Earlier this year, Newbury Development joined with the Stratford Capital Group based in Peabody, Mass., to collaborate on a new apartment complex for people over 55 that would replace the originally planned garden-style condos.
Joe Falzone of the Newbury Development Group said the 55-plus housing plans are in the initial stages and the Stratford Capital Group is now looking for funding.
According to the Stratford firm profile, the group specializes in securing tax credits and funding for low-income and affordable housing.
“Despite a very difficult economic environment, during 2009 Stratford Capital succeeded in raising over $70 million in equity for eight affordable housing properties representing 1,329 apartment units in seven states,” the profile says.
Talks with city officials about the over-55 project have been positive, said Falzone. But when Minkarah mentioned the proposal to the Special Committee on Riverfront Activities and Baseball last week, it got a frosty reception.
“We never talked about low-income housing down there. We wanted high-end housing,” said Alderman Mike Lopez, chairman of the Riverfront committee. Lopez said he could support an affordable housing development for people over 55 years old, “but I’d have to know the details.”
“It kind of threw me when they were talking about low-income housing,” said Lopez this week. “It’s not fair to those people who (own) the other high-end condos.”
The decision to build the $27.5-million baseball stadium in 2003 was based in part on expectations that new commercial and residential development would bring in millions of dollars in tax revenue. This included the Hilton Garden Inn and a small lot north of the stadium that was purchased by the city in 2009 and converted to permit parking. City leaders have been frustrated by the slow pace of this development along the riverfront, caused largely by the downturn in the economy and housing market. The expected tax dollars have not come through and today the townhouse and mid-rise properties are worth about $1.5 million less than they were in 2009.

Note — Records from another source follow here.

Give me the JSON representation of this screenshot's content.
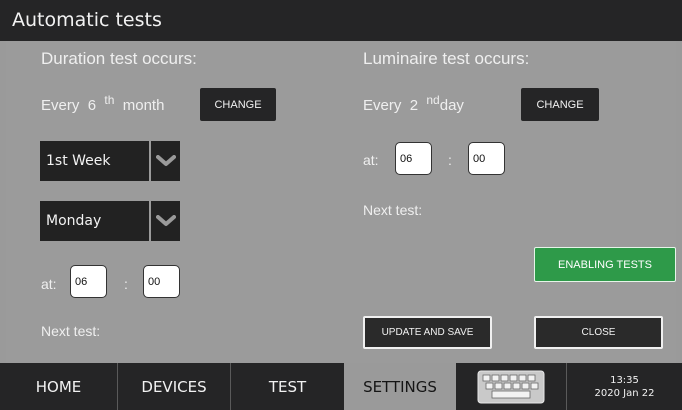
{
  "title": "Automatic tests",
  "duration": {
    "heading": "Duration test occurs:",
    "every_prefix": "Every",
    "every_number": "6",
    "every_suffix": "th",
    "every_unit": "month",
    "change_label": "CHANGE",
    "week_select": "1st Week",
    "day_select": "Monday",
    "at_label": "at:",
    "time_sep": ":",
    "hour": "06",
    "minute": "00",
    "next_test_label": "Next test:"
  },
  "luminaire": {
    "heading": "Luminaire test occurs:",
    "every_prefix": "Every",
    "every_number": "2",
    "every_suffix": "nd",
    "every_unit": "day",
    "change_label": "CHANGE",
    "at_label": "at:",
    "time_sep": ":",
    "hour": "06",
    "minute": "00",
    "next_test_label": "Next test:"
  },
  "buttons": {
    "enabling_tests": "ENABLING TESTS",
    "update_and_save": "UPDATE AND SAVE",
    "close": "CLOSE"
  },
  "nav": {
    "tabs": [
      "HOME",
      "DEVICES",
      "TEST",
      "SETTINGS"
    ],
    "active_tab": "SETTINGS",
    "keyboard_icon": "keyboard-icon",
    "time": "13:35",
    "date": "2020 Jan 22"
  },
  "colors": {
    "background": "#9b9b9b",
    "dark": "#252526",
    "accent_green": "#2e9a49"
  }
}
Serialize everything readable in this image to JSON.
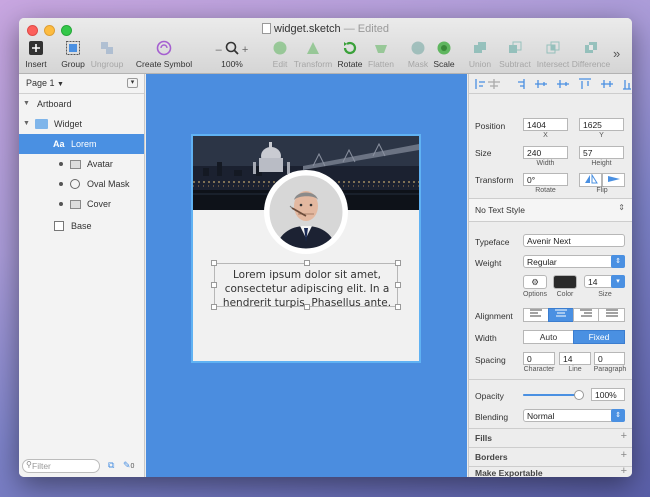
{
  "window": {
    "title": "widget.sketch",
    "status": "— Edited"
  },
  "toolbar": {
    "insert": "Insert",
    "group": "Group",
    "ungroup": "Ungroup",
    "create_symbol": "Create Symbol",
    "zoom": "100%",
    "edit": "Edit",
    "transform": "Transform",
    "rotate": "Rotate",
    "flatten": "Flatten",
    "mask": "Mask",
    "scale": "Scale",
    "union": "Union",
    "subtract": "Subtract",
    "intersect": "Intersect",
    "difference": "Difference",
    "overflow": "»"
  },
  "layers": {
    "page": "Page 1",
    "items": [
      {
        "label": "Artboard"
      },
      {
        "label": "Widget"
      },
      {
        "label": "Lorem"
      },
      {
        "label": "Avatar"
      },
      {
        "label": "Oval Mask"
      },
      {
        "label": "Cover"
      },
      {
        "label": "Base"
      }
    ],
    "filter_placeholder": "Filter",
    "footer_count": "0"
  },
  "canvas": {
    "lorem_text": "Lorem ipsum dolor sit amet, consectetur adipiscing elit. In a hendrerit turpis. Phasellus ante."
  },
  "inspector": {
    "position_label": "Position",
    "x_value": "1404",
    "y_value": "1625",
    "x_cap": "X",
    "y_cap": "Y",
    "size_label": "Size",
    "width_value": "240",
    "height_value": "57",
    "width_cap": "Width",
    "height_cap": "Height",
    "transform_label": "Transform",
    "rotate_value": "0°",
    "rotate_cap": "Rotate",
    "flip_cap": "Flip",
    "text_style": "No Text Style",
    "typeface_label": "Typeface",
    "typeface_value": "Avenir Next",
    "weight_label": "Weight",
    "weight_value": "Regular",
    "options_cap": "Options",
    "color_cap": "Color",
    "size_value": "14",
    "size_cap": "Size",
    "alignment_label": "Alignment",
    "width_label": "Width",
    "auto_label": "Auto",
    "fixed_label": "Fixed",
    "spacing_label": "Spacing",
    "character_value": "0",
    "line_value": "14",
    "paragraph_value": "0",
    "character_cap": "Character",
    "line_cap": "Line",
    "paragraph_cap": "Paragraph",
    "opacity_label": "Opacity",
    "opacity_value": "100%",
    "opacity_level": 1.0,
    "blending_label": "Blending",
    "blending_value": "Normal",
    "fills": "Fills",
    "borders": "Borders",
    "export": "Make Exportable"
  },
  "colors": {
    "accent": "#4a90e2",
    "canvas": "#4b8ddf",
    "selection": "#60b2f3"
  }
}
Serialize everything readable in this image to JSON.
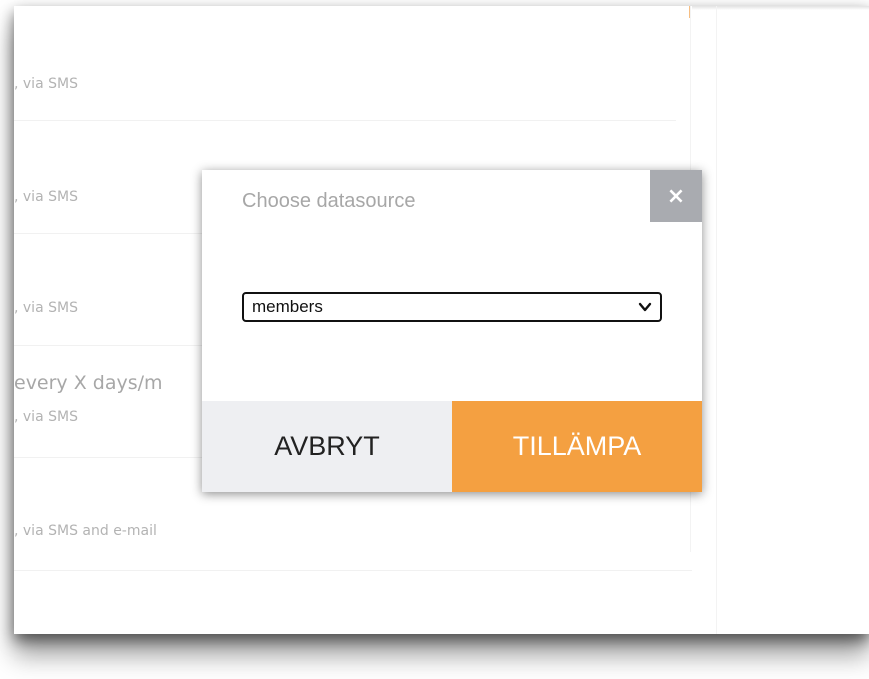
{
  "background_rows": [
    {
      "title": "",
      "detail": ", via SMS"
    },
    {
      "title": "",
      "detail": ", via SMS"
    },
    {
      "title": "",
      "detail": ", via SMS"
    },
    {
      "title": "every X days/m",
      "detail": ", via SMS"
    },
    {
      "title": "",
      "detail": ", via SMS and e-mail"
    }
  ],
  "modal": {
    "title": "Choose datasource",
    "close_label": "×",
    "datasource_select": {
      "selected_value": "members"
    },
    "cancel_label": "AVBRYT",
    "apply_label": "TILLÄMPA"
  },
  "colors": {
    "accent": "#f4a041",
    "close_bg": "#a9abb0",
    "cancel_bg": "#eeeff2"
  }
}
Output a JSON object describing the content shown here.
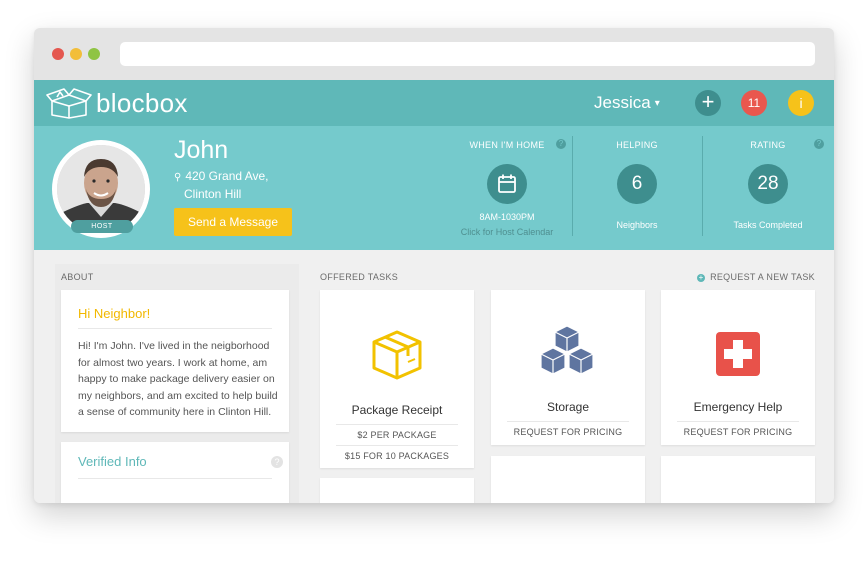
{
  "app": {
    "name_bold": "bloc",
    "name_light": "box"
  },
  "topnav": {
    "user_name": "Jessica",
    "user_caret": "▾",
    "add_label": "+",
    "notifications_count": "11",
    "info_label": "i"
  },
  "profile": {
    "name": "John",
    "address_line1": "420 Grand Ave,",
    "address_line2": "Clinton Hill",
    "role_badge": "HOST",
    "send_message": "Send a Message"
  },
  "stats": {
    "home": {
      "title": "WHEN I'M HOME",
      "hours": "8AM-1030PM",
      "link": "Click for Host Calendar",
      "help": "?"
    },
    "helping": {
      "title": "HELPING",
      "value": "6",
      "sub": "Neighbors"
    },
    "rating": {
      "title": "RATING",
      "value": "28",
      "sub": "Tasks Completed",
      "help": "?"
    }
  },
  "about": {
    "section_label": "ABOUT",
    "greeting": "Hi Neighbor!",
    "bio": "Hi! I'm John. I've lived in the neigborhood for almost two years. I work at home, am happy to make package delivery easier on my neighbors, and am excited to help build a sense of community here in Clinton Hill.",
    "verified_title": "Verified Info",
    "verified_help": "?"
  },
  "tasks": {
    "section_label": "OFFERED TASKS",
    "request_new": "REQUEST A NEW TASK",
    "items": [
      {
        "name": "Package Receipt",
        "prices": [
          "$2 PER PACKAGE",
          "$15 FOR 10 PACKAGES"
        ],
        "icon": "package-icon"
      },
      {
        "name": "Storage",
        "prices": [
          "REQUEST FOR PRICING"
        ],
        "icon": "storage-boxes-icon"
      },
      {
        "name": "Emergency Help",
        "prices": [
          "REQUEST FOR PRICING"
        ],
        "icon": "first-aid-icon"
      }
    ]
  },
  "colors": {
    "teal_dark": "#5fb8b8",
    "teal_light": "#75cacc",
    "teal_deep": "#3e8e8e",
    "yellow": "#f6c21a",
    "red": "#e9574e",
    "slate_blue": "#5f75a0"
  }
}
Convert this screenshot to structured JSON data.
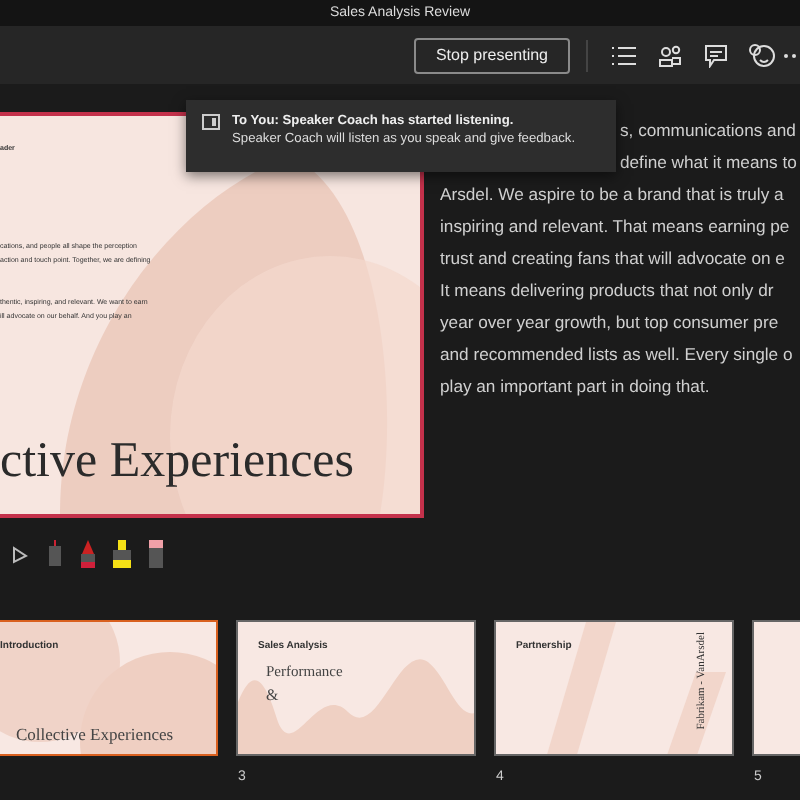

The city had a contingency plan to protect taxpayers in case the development did not yield enough tax revenue, but that money is now gone. The original developers, Chinburg Builders, issued letters of credit to the city worth $1.6 million in the event the project hit a snag. The city used up the last of that money in December 2008.
Despite recent setbacks, the new townhouse construction and talk of further development is seen as a good sign, said Minkarah. It also comes as the Elliot at River’s Edge project nears completion of its first phase and will eventually include a medical office building and retail space.
“After a couple years of no activity, they have started work on a group of four townhouses. That’s a very encouraging sign,” Minkarah said.